How does this relate to economic theory? Well, it has, and a very close one, related to the concept of Gross Domestic Product and its distribution. However, this will be discussed in the next post.

At the end of this post, I still suggest that those unconvinced of the validity of the rationale laid out here, if there are any, answer the question, which of the three people in the following examples is richer and by how much at the time of this mini-analysis?

1. A consumer A spent in the past week 1,500 zlotys on food, 600 zlotys on shoes, 1,500 zlotys on apartment rent and 200 zlotys on fuel.

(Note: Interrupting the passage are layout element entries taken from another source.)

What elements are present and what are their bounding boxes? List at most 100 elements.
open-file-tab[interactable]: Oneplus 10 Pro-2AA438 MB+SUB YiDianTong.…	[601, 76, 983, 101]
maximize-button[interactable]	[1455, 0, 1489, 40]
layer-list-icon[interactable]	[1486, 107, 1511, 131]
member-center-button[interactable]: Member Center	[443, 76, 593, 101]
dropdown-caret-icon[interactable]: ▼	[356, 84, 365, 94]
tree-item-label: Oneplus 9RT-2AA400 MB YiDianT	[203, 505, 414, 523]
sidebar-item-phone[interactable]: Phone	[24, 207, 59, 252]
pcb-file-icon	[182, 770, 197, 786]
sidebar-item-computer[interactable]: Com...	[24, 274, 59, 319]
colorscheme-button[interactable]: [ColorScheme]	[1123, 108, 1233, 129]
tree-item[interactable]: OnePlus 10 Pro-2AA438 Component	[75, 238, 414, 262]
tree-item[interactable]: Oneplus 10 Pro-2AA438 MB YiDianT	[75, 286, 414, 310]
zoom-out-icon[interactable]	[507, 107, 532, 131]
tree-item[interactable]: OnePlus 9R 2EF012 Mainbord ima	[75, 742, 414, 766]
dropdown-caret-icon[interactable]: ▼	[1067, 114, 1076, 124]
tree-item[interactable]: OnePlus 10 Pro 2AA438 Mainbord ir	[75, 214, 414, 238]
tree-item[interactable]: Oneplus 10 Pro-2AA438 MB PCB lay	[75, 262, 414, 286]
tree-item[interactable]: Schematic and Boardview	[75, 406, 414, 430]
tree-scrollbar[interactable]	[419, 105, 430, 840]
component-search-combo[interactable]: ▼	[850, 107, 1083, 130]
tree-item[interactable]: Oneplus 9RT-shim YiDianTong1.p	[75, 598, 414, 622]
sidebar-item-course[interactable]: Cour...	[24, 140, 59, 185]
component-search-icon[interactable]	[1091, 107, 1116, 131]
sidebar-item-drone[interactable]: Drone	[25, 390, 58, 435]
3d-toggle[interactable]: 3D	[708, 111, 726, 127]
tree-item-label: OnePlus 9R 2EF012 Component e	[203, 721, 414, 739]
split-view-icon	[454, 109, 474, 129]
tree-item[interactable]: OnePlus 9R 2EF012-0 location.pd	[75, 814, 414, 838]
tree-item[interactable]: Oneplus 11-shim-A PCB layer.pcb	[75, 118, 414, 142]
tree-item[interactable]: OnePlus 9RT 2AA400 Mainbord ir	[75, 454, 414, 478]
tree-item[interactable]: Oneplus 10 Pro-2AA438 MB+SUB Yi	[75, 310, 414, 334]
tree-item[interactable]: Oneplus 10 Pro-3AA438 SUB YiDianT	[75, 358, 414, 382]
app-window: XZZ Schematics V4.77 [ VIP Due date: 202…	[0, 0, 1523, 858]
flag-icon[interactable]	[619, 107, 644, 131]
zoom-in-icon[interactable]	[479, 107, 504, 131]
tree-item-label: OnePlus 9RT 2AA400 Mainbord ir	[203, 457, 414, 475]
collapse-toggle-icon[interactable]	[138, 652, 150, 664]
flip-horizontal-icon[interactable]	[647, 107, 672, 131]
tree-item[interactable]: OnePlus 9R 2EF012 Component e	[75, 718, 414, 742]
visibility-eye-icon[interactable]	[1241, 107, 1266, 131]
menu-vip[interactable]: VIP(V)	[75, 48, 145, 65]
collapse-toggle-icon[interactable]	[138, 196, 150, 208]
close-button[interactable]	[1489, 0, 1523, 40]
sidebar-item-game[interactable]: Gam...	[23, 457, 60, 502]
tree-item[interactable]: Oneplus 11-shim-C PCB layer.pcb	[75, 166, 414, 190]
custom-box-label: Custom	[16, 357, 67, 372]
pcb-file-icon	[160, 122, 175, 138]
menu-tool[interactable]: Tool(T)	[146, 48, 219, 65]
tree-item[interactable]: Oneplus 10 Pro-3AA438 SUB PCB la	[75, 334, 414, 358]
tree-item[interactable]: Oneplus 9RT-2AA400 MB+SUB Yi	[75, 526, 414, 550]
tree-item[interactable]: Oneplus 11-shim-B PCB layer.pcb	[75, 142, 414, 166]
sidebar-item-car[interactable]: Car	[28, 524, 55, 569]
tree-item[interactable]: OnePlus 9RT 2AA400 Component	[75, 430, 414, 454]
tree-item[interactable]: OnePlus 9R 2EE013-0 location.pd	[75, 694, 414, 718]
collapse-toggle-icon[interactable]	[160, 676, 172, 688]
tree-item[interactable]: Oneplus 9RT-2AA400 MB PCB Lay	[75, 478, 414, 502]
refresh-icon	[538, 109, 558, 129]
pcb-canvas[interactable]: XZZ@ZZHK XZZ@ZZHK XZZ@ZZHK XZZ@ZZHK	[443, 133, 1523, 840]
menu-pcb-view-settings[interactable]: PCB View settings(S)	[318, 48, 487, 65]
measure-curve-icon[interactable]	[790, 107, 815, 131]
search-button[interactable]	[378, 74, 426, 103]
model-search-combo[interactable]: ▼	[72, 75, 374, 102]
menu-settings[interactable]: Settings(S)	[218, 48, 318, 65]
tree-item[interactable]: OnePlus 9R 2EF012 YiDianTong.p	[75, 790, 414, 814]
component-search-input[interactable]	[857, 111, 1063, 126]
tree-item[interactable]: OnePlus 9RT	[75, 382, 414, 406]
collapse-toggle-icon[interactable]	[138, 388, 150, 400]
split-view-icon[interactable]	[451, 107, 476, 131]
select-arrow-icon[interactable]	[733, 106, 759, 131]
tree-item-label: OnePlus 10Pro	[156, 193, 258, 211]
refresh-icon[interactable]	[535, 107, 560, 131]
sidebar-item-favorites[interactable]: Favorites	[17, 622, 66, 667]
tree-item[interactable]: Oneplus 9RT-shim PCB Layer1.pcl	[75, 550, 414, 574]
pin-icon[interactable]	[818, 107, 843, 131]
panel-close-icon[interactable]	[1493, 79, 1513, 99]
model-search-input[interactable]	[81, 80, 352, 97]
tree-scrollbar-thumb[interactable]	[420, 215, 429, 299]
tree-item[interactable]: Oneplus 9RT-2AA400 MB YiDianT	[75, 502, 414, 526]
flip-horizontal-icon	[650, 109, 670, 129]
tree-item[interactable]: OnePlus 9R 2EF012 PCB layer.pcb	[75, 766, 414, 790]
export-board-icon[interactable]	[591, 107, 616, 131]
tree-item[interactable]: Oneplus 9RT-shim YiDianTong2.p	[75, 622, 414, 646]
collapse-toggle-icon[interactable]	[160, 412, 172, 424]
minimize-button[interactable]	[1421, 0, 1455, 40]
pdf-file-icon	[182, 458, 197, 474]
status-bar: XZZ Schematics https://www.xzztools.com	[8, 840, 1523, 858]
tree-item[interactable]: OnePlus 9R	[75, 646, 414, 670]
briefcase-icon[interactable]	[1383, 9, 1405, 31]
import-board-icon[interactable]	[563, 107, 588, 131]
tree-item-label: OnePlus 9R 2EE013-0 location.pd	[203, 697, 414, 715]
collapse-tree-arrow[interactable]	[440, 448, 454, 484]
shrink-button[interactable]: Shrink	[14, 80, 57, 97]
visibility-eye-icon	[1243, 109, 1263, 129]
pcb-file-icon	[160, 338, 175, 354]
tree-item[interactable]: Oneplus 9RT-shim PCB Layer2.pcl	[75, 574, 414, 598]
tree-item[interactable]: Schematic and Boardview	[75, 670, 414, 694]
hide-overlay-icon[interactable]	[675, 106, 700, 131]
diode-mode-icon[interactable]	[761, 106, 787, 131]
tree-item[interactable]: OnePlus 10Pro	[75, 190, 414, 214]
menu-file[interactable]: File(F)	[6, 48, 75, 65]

2. A merchant B bought 3 crates of apples for 120 zlotys, 10 baskets of strawberries for 80 zlotys, a box of lettuce for 30 zlotys and a sack of potatoes for 20 zlotys at the wholesale yard early this morning and opens his stand with this stock of goods.

3. A lawn mower manufacturer has spent 8,000 zlotys on employee salaries, 1,000 zlotys on electric motors, 1,000 zlotys on housings, blades and other steel components, 1,000 zlotys on energy, and has 50 lawn mowers assembled for sale at the moment.